Could a barren, charred, devastated landscape be the actual intended goal?

In California as in Washington, lawmakers and chief executives apparently have a long list of nice things to destroy and are crossing them off one by one, as if on the payroll of aliens from outer space wanting to conquer earth without doing very much conquest-​work themselves.

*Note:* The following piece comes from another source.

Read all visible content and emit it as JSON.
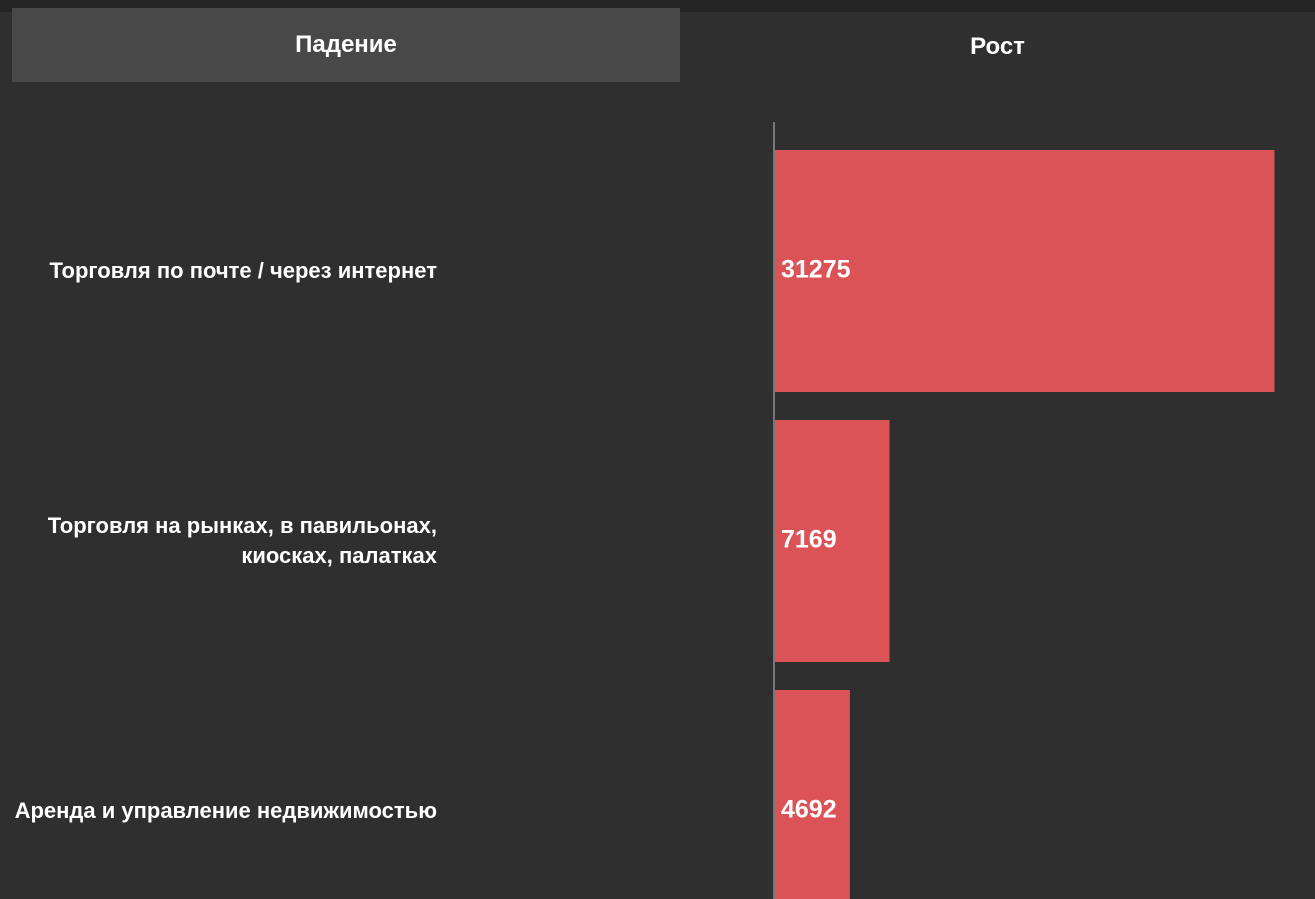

Part 99‑C of the plan is to price entry-​level labor and entry-​level restaurant dining out of the market by hiking the minimum wage of fast-​food workers even further beyond the market rate for the labor and its actual productive value to employers: now to $20 an hour.

Already, prices for restaurant meals are going up, and restaurant workers are being laid off.

The $20 minimum is a compromise that restaurant owners accepted in lieu of probably paying a $22 per hour minimum. Like letting burglars take only most of the silverware and letting them return at will.

Even more looting of employers is to come, if employee and activist Angelica Hernandez has her way. “We’re going to have to keep speaking up and striking to make sure we are heard.” She wants her dough and doesn’t care about the consequences for others. Policymakers rush to appease her and those like her.

So is omni-​destruction the actual intended goal?

Or is it that the mental powers of the crusaders and politicians and too many voters don’t extend so far as the relationship between cause and effect?

This is Common Sense. I’m Paul Jacob.